All the flies started at the same level of aggression, but after 28 generations of selection, the high aggression groups were kicking, chasing and boxing more often, while low aggression groups would hardly fight at all.
Selection experiments only show these kinds of results when there is some genetic control over the trait being selected. In this case, the genetic effect was not very strong – the heritability, or genetic contribution to, aggressive behavior was about 10 percent. The other 90 percent had to be attributed to environmental variation.

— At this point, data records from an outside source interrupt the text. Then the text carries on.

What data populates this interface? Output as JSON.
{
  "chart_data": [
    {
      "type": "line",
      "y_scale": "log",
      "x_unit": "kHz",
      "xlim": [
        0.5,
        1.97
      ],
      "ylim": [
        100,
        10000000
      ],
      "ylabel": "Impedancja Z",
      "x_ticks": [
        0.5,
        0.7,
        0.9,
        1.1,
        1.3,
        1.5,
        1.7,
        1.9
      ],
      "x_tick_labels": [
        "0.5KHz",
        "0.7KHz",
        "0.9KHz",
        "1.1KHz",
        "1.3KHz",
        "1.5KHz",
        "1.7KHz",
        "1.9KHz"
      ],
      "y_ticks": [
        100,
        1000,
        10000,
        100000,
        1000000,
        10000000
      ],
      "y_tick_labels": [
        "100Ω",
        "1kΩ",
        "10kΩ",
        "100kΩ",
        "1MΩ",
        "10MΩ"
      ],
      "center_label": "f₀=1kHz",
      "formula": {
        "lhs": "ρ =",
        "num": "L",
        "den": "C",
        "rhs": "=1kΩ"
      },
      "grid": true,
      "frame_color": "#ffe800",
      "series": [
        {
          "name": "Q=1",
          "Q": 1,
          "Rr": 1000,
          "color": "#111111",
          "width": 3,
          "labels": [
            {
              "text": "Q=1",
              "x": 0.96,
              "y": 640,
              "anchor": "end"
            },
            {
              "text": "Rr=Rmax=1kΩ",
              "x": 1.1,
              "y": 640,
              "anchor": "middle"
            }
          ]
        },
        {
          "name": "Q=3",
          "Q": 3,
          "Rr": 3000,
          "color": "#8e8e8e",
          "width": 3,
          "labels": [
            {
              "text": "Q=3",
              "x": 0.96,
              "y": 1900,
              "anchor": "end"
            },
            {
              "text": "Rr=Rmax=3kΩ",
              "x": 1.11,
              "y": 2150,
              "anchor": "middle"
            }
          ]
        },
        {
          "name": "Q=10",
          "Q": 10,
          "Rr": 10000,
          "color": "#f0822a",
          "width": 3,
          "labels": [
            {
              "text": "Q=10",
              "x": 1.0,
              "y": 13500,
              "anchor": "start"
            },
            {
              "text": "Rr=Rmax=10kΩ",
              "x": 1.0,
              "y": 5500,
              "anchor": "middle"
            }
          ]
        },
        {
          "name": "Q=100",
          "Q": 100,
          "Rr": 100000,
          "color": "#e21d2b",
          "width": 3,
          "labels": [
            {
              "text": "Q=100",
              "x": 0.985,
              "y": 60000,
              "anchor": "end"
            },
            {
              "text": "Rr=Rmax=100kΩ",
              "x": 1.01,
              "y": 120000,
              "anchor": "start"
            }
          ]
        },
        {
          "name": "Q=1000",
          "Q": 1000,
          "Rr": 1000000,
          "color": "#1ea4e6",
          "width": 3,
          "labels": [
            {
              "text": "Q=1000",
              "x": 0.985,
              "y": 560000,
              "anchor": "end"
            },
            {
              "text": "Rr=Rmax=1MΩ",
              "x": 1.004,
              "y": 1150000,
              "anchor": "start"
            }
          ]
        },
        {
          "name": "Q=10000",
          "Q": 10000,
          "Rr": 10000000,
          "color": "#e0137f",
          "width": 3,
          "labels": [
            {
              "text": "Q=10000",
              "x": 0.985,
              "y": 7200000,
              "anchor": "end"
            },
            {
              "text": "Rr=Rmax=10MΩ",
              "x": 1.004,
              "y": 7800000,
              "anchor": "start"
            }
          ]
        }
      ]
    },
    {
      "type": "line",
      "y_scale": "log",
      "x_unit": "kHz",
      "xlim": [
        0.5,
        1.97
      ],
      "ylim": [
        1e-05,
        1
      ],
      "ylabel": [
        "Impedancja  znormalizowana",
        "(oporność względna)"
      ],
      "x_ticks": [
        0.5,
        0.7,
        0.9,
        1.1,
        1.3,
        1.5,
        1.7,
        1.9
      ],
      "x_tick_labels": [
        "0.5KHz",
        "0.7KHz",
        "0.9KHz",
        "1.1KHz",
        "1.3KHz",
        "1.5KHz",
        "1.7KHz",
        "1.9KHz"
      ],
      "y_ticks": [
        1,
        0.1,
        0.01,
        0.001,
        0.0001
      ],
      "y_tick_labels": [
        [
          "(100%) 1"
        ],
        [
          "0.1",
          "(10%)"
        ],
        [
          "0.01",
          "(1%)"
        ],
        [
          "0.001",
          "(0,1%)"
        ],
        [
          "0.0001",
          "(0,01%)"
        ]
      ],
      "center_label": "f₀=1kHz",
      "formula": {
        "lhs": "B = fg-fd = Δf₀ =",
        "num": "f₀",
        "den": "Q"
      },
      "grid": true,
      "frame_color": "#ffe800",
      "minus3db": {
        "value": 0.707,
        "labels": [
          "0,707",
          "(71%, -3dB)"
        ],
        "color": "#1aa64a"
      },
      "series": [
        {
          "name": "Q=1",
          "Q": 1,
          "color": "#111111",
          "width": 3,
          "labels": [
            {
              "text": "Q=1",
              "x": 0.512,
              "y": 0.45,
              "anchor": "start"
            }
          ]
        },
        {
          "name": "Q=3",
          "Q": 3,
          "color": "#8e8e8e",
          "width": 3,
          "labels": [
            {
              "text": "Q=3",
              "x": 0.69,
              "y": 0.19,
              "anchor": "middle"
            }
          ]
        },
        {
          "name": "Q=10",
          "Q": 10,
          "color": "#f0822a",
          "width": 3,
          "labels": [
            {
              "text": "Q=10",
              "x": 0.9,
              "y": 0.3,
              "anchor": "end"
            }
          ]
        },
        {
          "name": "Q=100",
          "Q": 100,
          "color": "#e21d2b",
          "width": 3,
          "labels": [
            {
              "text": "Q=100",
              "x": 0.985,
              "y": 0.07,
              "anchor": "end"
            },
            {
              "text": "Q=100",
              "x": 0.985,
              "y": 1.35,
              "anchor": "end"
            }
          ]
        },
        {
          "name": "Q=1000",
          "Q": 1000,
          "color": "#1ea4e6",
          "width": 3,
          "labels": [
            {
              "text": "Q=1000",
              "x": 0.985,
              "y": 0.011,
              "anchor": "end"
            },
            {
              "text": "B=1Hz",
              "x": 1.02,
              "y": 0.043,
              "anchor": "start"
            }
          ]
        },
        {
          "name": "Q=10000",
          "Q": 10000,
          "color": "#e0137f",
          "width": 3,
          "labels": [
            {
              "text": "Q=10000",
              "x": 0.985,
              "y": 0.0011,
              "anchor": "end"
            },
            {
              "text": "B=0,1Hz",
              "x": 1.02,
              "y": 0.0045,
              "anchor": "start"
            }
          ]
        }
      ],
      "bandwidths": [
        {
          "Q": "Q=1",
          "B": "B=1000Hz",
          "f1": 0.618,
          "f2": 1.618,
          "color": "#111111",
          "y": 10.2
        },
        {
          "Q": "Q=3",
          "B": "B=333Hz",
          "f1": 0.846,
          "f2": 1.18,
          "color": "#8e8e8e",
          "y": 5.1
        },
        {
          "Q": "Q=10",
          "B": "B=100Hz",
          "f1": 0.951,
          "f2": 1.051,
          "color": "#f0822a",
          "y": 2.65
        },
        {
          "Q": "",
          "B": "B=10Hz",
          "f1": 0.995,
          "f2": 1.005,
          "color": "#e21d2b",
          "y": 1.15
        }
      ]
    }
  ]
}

“This is definitely not genetic predeterminism,” Mackay said. “It’s a susceptibility. Even in flies, in the constant environment in which we grow them, the environment is more important than the genes. But we are very interested in that small genetic contribution.”
Next, the researchers wanted to know which specific genes affect a fly’s chances of becoming a bully. To find out, they conducted a microarray experiment, a way of comparing which genes are turned on or off, or up or down, in aggressive versus non-aggressive flies.
They found 1,539 genes that were expressed differently in the two groups – and flies only have about 14,000 genes in all. It will take more work to find out which of these genes directly affect aggressive behavior, which ones change as a result of the behavior, and how they do it.
But Edwards started by studying 19 families of flies, each of which had a single mutation in one of the genes identified in the microarray experiment. Fifteen of those 19 mutant families did, in fact, display abnormal aggression compared to non-mutants, confirming the role of those specific genes in aggressive behavior.
Those genes were already known to affect nervous system development, metabolism and immunity, among other things – but none of them had been previously implicated in aggression. Many of them have human counterparts.
“Now we have 15 completely novel genes we can use in the future to investigate aggressive behavior,” Mackay said. “Ultimately we hope to understand the basic biology of this very important trait, because the better we understand it in flies, the more we can develop logical human pharmaceutical interventions.”